As he crisscrossed the country during the show’s four seasons, searching for the one-armed man and evading Gerard, “the police lieutenant obsessed with his capture,” Kimble toiled at nearly a hundred blue-collar jobs under different aliases. In the first season alone, he’s a handyman, janitor, boxing cut man, sailmaker, liquor store clerk, lifeguard, gas station attendant and migrant farm worker, to name a few.
The pilot episode, which originally aired Sept. 17, 1963, set the template for the series. Kimble, alias James Lincoln, finds work as a bartender in Tucson, Ariz. He becomes romantically involved with a cocktail pianist, whose estranged and abusive husband tries to muscle Kimble out of town by putting the cops on his tail. Torn between flight and responsibility, Kimble puts himself in harm’s way to help the woman and her son.
The key to the series’ success lay in its two-pronged chase structure. At the same time he was being obsessively pursued by Lt. Gerard, Kimble was relentlessly seeking his wife’s killer. His desire to find the one-armed man and clear his name thus solved the basic narrative problem of why Kimble didn’t simply leave the country to get as far away from Gerard as possible.
The other brilliant decision was making the fugitive a former pediatrician. As a doctor of medicine, who took an oath to save the lives of others, it explains why Kimble often risked capture to help complete strangers.
While the stylistic influences of “The Fugitive” include gritty film noirs of the 1940s and ’50s and Alfred Hitchcock thrillers like “The Wrong Man,” many of the best episodes of the series used plot devices more common to melodrama. In “Nightmare at Northoak,” Kimble is incapacitated when he rescues kids from a burning school bus. In “Escape into Black,” he gets amnesia following a gas explosion at a diner. In “Landscape with Running Figures,” a bus crash temporarily blinds Gerard’s wife, who thus doesn’t recognize Kimble when their paths cross.

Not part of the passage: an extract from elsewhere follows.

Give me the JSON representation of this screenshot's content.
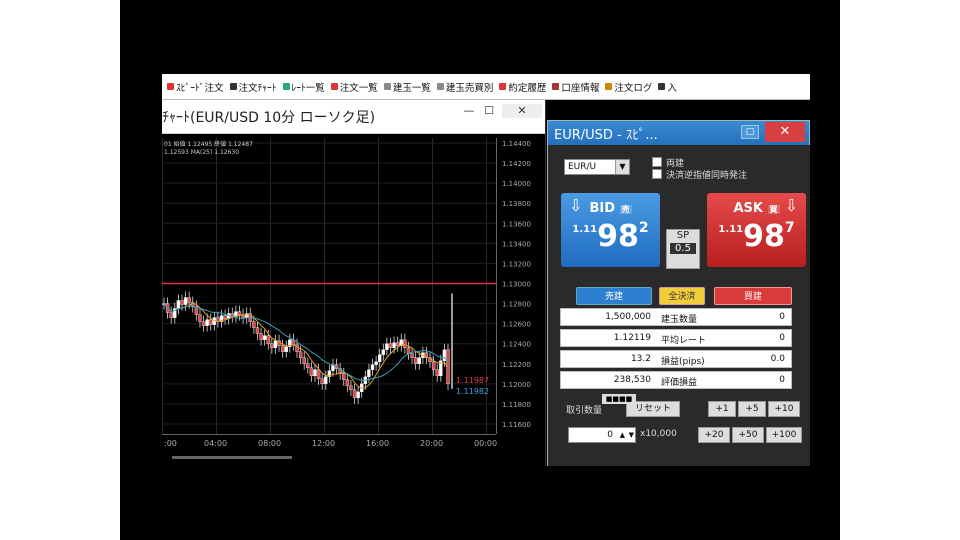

“Escape into Black,” from the second season, is particularly fascinating. Badly burned and amnesiac, the man who has assumed so many identities can’t remember his actual name. Nor does he recall that his wife was killed, until fragments of memory come back in the hospital under the influence of sodium pentothal. “Maybe you were glad that she died,” suggests the examining doctor. “Maybe that’s the guilt you carry around on your back.”

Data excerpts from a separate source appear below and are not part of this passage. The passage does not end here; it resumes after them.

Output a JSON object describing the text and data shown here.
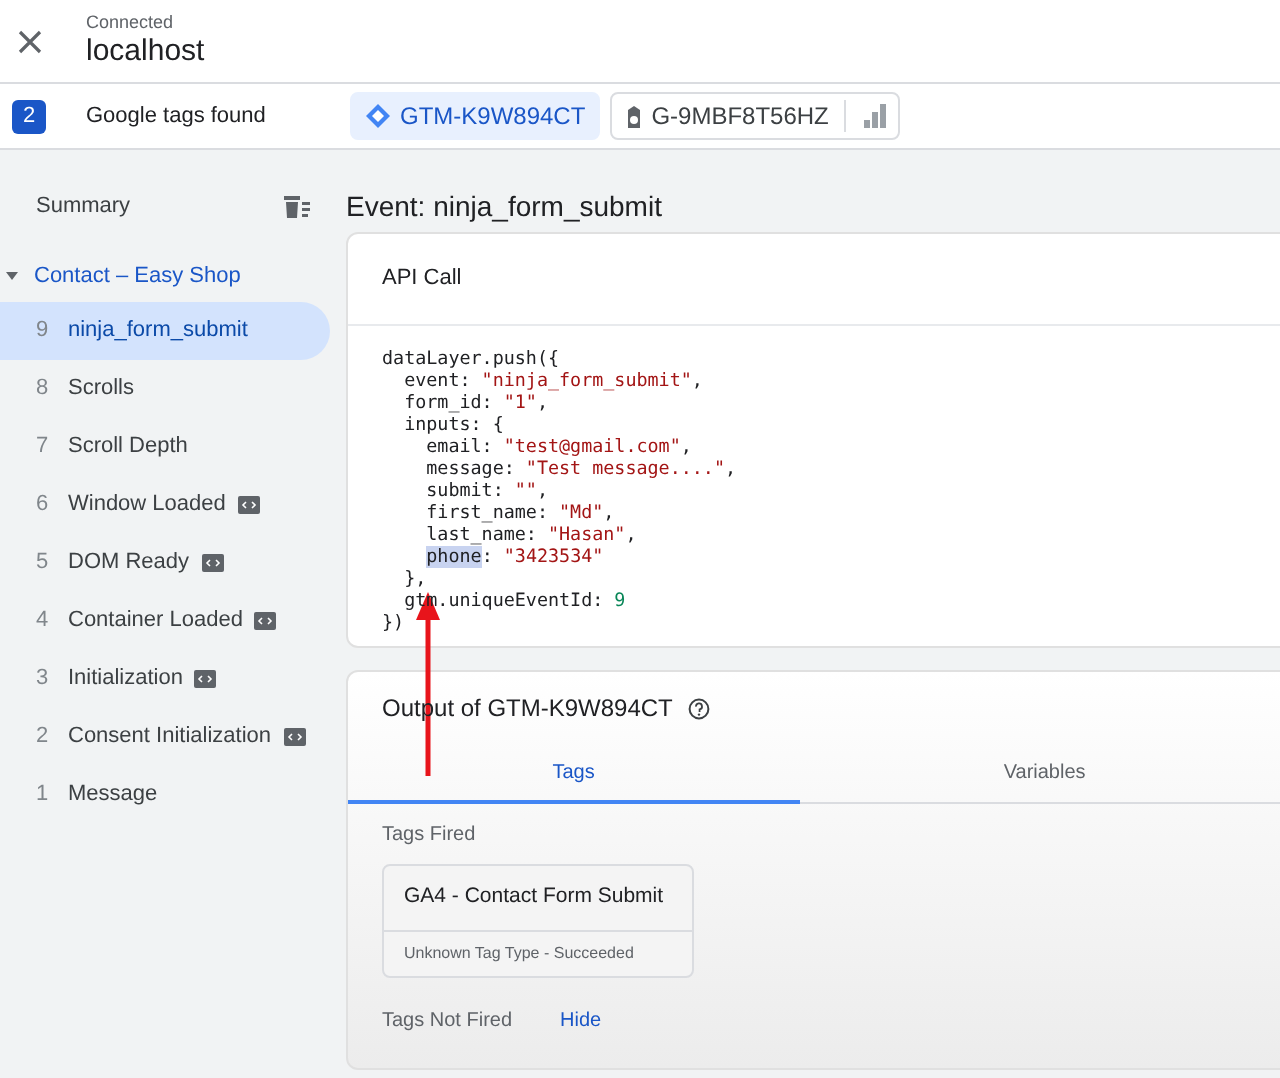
{
  "header": {
    "status": "Connected",
    "host": "localhost"
  },
  "tags_bar": {
    "count": "2",
    "label": "Google tags found",
    "tags": [
      {
        "kind": "gtm",
        "label": "GTM-K9W894CT",
        "selected": true
      },
      {
        "kind": "ga",
        "label": "G-9MBF8T56HZ",
        "selected": false
      }
    ]
  },
  "sidebar": {
    "summary": "Summary",
    "group": {
      "label": "Contact – Easy Shop",
      "expanded": true,
      "items": [
        {
          "number": "9",
          "label": "ninja_form_submit",
          "selected": true,
          "badge": false
        },
        {
          "number": "8",
          "label": "Scrolls",
          "selected": false,
          "badge": false
        },
        {
          "number": "7",
          "label": "Scroll Depth",
          "selected": false,
          "badge": false
        },
        {
          "number": "6",
          "label": "Window Loaded",
          "selected": false,
          "badge": true
        },
        {
          "number": "5",
          "label": "DOM Ready",
          "selected": false,
          "badge": true
        },
        {
          "number": "4",
          "label": "Container Loaded",
          "selected": false,
          "badge": true
        },
        {
          "number": "3",
          "label": "Initialization",
          "selected": false,
          "badge": true
        },
        {
          "number": "2",
          "label": "Consent Initialization",
          "selected": false,
          "badge": true
        },
        {
          "number": "1",
          "label": "Message",
          "selected": false,
          "badge": false
        }
      ]
    }
  },
  "event_title": "Event: ninja_form_submit",
  "api_call": {
    "title": "API Call",
    "code_lines": [
      [
        {
          "text": "dataLayer.push({"
        }
      ],
      [
        {
          "text": "  event: "
        },
        {
          "text": "\"ninja_form_submit\"",
          "kind": "string"
        },
        {
          "text": ","
        }
      ],
      [
        {
          "text": "  form_id: "
        },
        {
          "text": "\"1\"",
          "kind": "string"
        },
        {
          "text": ","
        }
      ],
      [
        {
          "text": "  inputs: {"
        }
      ],
      [
        {
          "text": "    email: "
        },
        {
          "text": "\"test@gmail.com\"",
          "kind": "string"
        },
        {
          "text": ","
        }
      ],
      [
        {
          "text": "    message: "
        },
        {
          "text": "\"Test message....\"",
          "kind": "string"
        },
        {
          "text": ","
        }
      ],
      [
        {
          "text": "    submit: "
        },
        {
          "text": "\"\"",
          "kind": "string"
        },
        {
          "text": ","
        }
      ],
      [
        {
          "text": "    first_name: "
        },
        {
          "text": "\"Md\"",
          "kind": "string"
        },
        {
          "text": ","
        }
      ],
      [
        {
          "text": "    last_name: "
        },
        {
          "text": "\"Hasan\"",
          "kind": "string"
        },
        {
          "text": ","
        }
      ],
      [
        {
          "text": "    phone",
          "kind": "highlight"
        },
        {
          "text": ": "
        },
        {
          "text": "\"3423534\"",
          "kind": "string"
        }
      ],
      [
        {
          "text": "  },"
        }
      ],
      [
        {
          "text": "  gtm.uniqueEventId: "
        },
        {
          "text": "9",
          "kind": "number"
        }
      ],
      [
        {
          "text": "})"
        }
      ]
    ]
  },
  "output": {
    "title": "Output of GTM-K9W894CT",
    "tabs": [
      {
        "label": "Tags",
        "selected": true
      },
      {
        "label": "Variables",
        "selected": false
      }
    ],
    "fired_heading": "Tags Fired",
    "fired": [
      {
        "name": "GA4 - Contact Form Submit",
        "status": "Unknown Tag Type - Succeeded"
      }
    ],
    "not_fired_heading": "Tags Not Fired",
    "hide_link": "Hide"
  }
}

The scene cuts to the core of the show’s moral ambiguity. Though Kimble is innocent, he frequently quarreled with his wife prior to her death about her inability to have children and unwillingness to adopt. He never explicitly admits it, but he may have secretly wished his wife were dead so he could be free to construct a new life. “I know I could have done it,” the still foggy Kimble says after reading about his trial in back newspaper issues at the library.

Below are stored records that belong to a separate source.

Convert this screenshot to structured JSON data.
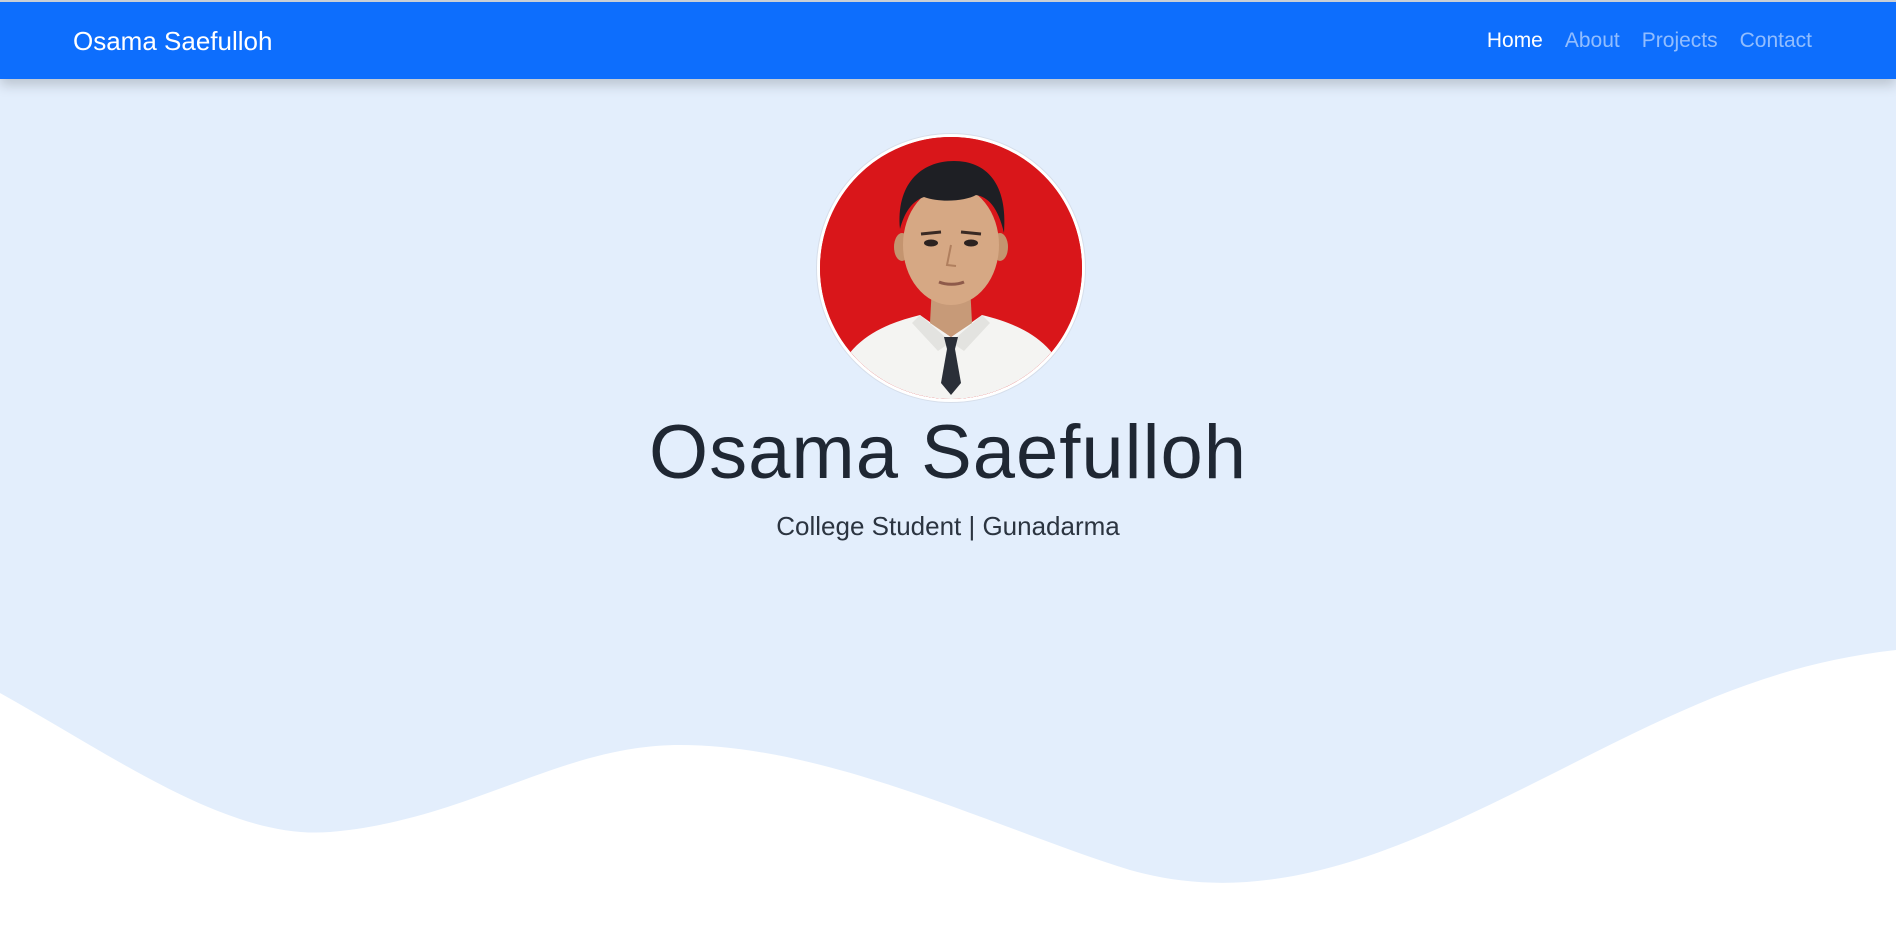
{
  "navbar": {
    "brand": "Osama Saefulloh",
    "links": [
      {
        "label": "Home",
        "active": true
      },
      {
        "label": "About",
        "active": false
      },
      {
        "label": "Projects",
        "active": false
      },
      {
        "label": "Contact",
        "active": false
      }
    ]
  },
  "hero": {
    "name": "Osama Saefulloh",
    "subtitle": "College Student | Gunadarma",
    "avatar": {
      "description": "profile-photo"
    }
  },
  "colors": {
    "navbar_bg": "#0d6efd",
    "hero_bg": "#e3eefc",
    "wave_fill": "#ffffff",
    "avatar_bg": "#d9161a"
  }
}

What saves “Escape into Black” from the potential absurdity of the amnesia plot device is the understated acting of David Janssen. The strong, silent type, his fugitive is a man of few words who can replace pages of dialogue through a glance of his eyes or slight twitch from the right corner of his mouth. Despite his dry sense of humor and frequent luck with the ladies, he has a shy vulnerability closer to Montgomery Clift than Clark Gable, the big-eared movie icon he most strongly resembles.
My father grew up watching “The Fugitive” on Tuesday nights on his family’s grainy television set. When the series ended in 1967, he was 13 — about the same age I was when I began watching A&E reruns in the 1990s.
The series stayed with me into adulthood. Though I didn’t recognize it at the time, the spirit of “The Fuge” may have influenced my decision to move to the West Coast after college and drive cross country several more times during my twenties. When I stumbled into a job in financial services during that period, I found myself buying clothes David Janssen favored on the show: tweed jackets, narrow ties, slacks.
Though I now have steady employment, a mortgage and a 3-year-old daughter to support, I still get restless sometimes. When a road trip isn’t an option, I pop in a DVD and watch a classic episode like “Search in a Windy City” or “Never Wave Goodbye,” and I escape.